Как не желал этого Бартон, но до боевого столкновения дело так и не дошло. Вскоре Говард Картер, при посредничестве хорошо знакомого ему лично бригадира рабочих, вступил с бунтовщиками в переговоры. В итоге было достигнуто мировое соглашение, по которому рабочие оставались в лагере за тройное жалование, а солдаты отпускались в свои казармы с солидными премиальными. Кроме того, руководство экспедиции выделяло средства на приглашение целой команды колдунов и заклинателей мумий. А до их прибытия все работы прекращались.
Бартон опять почувствовал себя обманутым судьбой: его искренняя жажда подвигов снова осталась неудовлетворённой. Но с другой стороны, в этом не было его вины, и даже сам горделивый лорд Карнарвон теперь здоровался с Уильямом за руку.
Сразу после мятежа Бартон описал ещё клокочущие в нём впечатления в следующей дневниковой заметке:
«Пока даже не вериться, что всё это действительно произошло со мной.
А ведь всё начиналось как плохая оперетка, от которой дурно пахнет откровенной безвкусицей. Особенно неудачно выписанным поначалу мне показался персонаж бесноватого колдуна, который, едва увидев меня, выдрал мне клок волос и стал требовать мои глаза. Правда, вскоре выяснилось, что, к счастью, ему понадобились вовсе не мои глазные яблоки, а новенькие солнцезащитные очки, которые я купил в Шербуре. Естественно, что жадный до сувениров старикашка показался мне до крайности отвратительным.

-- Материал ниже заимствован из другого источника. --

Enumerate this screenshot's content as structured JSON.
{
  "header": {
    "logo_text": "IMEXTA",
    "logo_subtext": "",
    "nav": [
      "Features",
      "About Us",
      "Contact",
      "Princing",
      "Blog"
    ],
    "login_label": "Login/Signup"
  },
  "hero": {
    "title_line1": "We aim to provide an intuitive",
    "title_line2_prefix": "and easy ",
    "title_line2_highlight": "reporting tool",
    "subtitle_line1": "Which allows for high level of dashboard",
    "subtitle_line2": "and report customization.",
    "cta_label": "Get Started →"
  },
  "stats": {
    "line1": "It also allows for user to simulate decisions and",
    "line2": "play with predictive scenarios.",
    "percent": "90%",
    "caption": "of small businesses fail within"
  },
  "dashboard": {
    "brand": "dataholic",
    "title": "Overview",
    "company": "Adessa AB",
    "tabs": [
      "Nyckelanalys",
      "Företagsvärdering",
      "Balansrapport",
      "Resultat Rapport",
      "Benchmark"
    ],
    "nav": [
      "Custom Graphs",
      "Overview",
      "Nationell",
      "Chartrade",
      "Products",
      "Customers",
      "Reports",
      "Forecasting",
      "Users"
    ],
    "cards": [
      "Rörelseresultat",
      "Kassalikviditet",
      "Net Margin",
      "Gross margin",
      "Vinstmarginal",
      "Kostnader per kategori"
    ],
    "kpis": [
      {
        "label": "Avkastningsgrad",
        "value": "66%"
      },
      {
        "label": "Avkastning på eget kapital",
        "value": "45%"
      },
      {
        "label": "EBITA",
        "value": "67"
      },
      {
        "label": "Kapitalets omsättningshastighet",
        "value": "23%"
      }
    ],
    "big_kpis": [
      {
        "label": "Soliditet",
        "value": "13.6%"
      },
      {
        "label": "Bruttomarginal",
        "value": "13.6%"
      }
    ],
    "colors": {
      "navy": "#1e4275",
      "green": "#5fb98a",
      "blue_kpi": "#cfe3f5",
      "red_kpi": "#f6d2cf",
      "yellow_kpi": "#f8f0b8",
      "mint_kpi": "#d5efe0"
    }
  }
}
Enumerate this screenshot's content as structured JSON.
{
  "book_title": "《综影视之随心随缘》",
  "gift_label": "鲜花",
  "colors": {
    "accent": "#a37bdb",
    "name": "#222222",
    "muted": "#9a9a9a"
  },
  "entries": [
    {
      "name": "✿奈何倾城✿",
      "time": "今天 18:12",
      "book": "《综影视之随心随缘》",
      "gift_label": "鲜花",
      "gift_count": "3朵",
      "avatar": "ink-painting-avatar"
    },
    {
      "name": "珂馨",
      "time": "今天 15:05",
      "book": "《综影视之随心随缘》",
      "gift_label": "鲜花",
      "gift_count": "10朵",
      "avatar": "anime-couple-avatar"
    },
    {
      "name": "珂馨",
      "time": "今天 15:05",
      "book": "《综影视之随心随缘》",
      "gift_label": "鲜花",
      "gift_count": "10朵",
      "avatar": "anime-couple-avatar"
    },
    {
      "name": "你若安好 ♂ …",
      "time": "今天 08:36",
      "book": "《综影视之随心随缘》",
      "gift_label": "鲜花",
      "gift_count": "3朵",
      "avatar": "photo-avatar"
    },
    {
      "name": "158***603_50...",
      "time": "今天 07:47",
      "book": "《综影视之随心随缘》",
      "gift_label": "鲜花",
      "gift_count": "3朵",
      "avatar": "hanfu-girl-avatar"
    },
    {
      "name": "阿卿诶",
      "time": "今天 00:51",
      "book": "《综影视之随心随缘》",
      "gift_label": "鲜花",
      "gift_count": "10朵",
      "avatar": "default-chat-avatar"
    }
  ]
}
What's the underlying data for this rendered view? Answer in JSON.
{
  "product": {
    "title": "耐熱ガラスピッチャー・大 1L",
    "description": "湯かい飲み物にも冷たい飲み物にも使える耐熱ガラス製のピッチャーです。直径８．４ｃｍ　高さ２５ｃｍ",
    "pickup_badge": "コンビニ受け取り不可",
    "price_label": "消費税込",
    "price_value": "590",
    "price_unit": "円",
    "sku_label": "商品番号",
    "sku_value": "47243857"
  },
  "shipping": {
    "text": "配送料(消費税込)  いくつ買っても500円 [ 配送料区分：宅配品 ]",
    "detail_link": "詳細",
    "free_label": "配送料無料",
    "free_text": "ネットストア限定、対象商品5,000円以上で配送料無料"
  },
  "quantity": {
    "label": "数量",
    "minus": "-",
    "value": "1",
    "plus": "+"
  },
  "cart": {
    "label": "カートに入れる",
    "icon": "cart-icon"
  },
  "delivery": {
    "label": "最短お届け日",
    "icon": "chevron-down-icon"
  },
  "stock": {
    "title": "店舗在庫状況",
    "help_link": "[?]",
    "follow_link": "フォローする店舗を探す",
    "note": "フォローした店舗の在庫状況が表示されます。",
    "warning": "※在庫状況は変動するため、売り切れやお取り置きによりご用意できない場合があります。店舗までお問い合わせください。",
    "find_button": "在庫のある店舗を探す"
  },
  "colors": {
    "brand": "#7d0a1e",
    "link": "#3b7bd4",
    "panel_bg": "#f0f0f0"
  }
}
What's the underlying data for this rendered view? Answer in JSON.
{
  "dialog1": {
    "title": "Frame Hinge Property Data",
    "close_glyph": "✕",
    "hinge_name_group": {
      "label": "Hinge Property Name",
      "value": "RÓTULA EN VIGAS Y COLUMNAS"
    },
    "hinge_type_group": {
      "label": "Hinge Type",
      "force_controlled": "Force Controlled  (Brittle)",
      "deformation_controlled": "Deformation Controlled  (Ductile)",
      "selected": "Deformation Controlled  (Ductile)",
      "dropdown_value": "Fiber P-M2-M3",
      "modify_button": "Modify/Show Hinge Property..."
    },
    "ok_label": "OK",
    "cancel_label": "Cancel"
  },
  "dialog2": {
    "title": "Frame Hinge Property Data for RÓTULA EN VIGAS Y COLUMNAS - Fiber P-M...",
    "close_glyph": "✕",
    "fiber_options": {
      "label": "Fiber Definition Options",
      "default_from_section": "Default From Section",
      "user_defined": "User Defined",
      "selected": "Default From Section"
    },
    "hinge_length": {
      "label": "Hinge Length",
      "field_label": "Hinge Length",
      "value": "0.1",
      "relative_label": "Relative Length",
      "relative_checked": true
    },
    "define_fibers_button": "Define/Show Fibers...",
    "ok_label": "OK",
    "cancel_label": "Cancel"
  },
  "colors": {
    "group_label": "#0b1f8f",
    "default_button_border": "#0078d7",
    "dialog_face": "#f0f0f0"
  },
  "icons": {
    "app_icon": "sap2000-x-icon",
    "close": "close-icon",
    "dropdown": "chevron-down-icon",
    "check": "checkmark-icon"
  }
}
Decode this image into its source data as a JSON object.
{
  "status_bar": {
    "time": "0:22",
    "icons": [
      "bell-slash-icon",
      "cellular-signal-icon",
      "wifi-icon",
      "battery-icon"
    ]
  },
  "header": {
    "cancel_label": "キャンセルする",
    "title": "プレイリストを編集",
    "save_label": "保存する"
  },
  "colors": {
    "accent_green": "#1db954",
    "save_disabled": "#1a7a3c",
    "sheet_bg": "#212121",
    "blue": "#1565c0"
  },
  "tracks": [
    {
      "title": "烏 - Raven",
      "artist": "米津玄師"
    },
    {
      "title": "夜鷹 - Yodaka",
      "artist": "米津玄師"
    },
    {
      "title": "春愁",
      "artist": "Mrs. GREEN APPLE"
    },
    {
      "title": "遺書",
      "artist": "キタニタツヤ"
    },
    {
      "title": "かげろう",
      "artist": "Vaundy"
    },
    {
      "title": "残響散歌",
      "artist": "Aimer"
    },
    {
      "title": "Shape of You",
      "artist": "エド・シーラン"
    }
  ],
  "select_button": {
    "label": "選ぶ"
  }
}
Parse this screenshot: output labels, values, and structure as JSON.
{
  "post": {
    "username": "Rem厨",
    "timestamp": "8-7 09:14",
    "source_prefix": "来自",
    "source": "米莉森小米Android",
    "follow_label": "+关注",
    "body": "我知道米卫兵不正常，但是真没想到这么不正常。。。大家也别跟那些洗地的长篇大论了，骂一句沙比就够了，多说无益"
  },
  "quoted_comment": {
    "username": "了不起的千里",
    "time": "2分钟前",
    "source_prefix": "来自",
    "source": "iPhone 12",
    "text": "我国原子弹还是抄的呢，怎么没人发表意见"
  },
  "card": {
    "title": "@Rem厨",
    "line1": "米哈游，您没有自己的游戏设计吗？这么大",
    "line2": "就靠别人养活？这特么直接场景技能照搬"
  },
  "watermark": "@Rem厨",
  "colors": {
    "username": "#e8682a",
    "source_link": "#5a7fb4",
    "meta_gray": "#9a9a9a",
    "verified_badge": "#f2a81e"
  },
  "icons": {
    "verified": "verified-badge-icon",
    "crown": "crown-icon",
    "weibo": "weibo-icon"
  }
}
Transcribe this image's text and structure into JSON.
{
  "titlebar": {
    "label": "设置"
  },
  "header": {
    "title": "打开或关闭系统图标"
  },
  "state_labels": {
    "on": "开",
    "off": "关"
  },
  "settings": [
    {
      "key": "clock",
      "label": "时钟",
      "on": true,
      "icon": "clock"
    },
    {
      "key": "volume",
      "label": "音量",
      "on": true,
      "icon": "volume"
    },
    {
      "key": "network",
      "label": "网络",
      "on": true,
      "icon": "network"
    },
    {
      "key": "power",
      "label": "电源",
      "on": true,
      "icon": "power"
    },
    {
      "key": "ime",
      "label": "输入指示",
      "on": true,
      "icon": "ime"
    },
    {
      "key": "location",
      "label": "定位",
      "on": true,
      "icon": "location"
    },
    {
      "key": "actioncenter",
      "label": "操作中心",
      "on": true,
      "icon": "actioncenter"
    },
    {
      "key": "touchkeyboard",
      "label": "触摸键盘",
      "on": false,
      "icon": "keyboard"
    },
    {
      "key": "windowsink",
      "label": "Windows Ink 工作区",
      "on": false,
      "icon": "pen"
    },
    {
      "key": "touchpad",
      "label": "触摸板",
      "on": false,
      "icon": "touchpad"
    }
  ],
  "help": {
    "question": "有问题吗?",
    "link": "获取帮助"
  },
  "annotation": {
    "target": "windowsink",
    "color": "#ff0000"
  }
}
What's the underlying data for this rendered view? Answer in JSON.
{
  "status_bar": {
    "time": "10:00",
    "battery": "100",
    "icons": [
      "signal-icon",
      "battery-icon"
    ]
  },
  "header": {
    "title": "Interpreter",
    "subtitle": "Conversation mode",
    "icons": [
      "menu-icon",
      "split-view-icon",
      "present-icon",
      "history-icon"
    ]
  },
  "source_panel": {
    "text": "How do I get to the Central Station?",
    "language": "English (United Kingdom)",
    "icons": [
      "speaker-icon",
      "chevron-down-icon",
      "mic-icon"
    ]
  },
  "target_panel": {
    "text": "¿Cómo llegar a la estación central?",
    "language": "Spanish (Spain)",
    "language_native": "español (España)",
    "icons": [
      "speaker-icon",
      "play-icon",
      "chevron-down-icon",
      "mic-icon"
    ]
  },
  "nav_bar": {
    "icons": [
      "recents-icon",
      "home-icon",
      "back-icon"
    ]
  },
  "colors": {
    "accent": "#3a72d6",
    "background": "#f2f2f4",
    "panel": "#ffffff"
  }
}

А потом я столкнулся нос к носу с существом, о котором даже сейчас, когда всё уже осталось позади, опасаюсь заявлять что-либо определённое. Признаюсь только, что от крайнего ужаса мой разум настолько помутился, что в самый ответственный момент, когда речь шла о собственном спасении, я забыл перевести свою последнюю надежду – маузер – с предохранителя в боевое положение готовности к стрельбе. Мне стыдно в этом признаться даже самому себе, но я действительно забыл взвести курок пистолета и использовал совершенный механизм убийства, как обычный камень, метнув его в неприятеля. Утешаюсь только тем, что после пережитого кошмара всё же сумел сохранить непомутнённым собственный разум. Должен также признаться, что был не прав относительно колдуна – только ему я обязан спасением своей жизни.
Утром после ночного происшествия взбунтовались египетские рабочие и солдаты. На этот раз я был твёрдо намерен доказать себе, что способен вести себя с неприятелем достойно и с подобающим джентльмену хладнокровием. Но мой героизм ограничился лишь тем, что я был среди тех не многих, кто готовился дать отпор многократно превосходящему по численности противнику и, если потребуется, умереть. Впрочем, уже одного этого оказалось достаточно, чтобы некоторые уважаемые мною господа и леди дали моему поведению самую лестную оценку.
Несколько часов назад у меня состоялся разговор с Эвелин Герберт – дочерью лорда Карнарвона. Она пришла поблагодарить меня за мою готовность разделить судьбу отца и тех немногих, кто был рядом с ним в трудную минуту. Правда, в моё ночное столкновение с потусторонним «нечто» Эвелин не слишком поверила. Она, как и её отец (и, видимо, остальные авторитетные археологи), уверены, что я видел одного из местных бандитов, которые делают всё возможное, чтобы запугать тёмных рабочих и солдат и таким образом получить возможность добраться до найденных сокровищ Тутанхамона. Что ж, вполне возможно, что она права.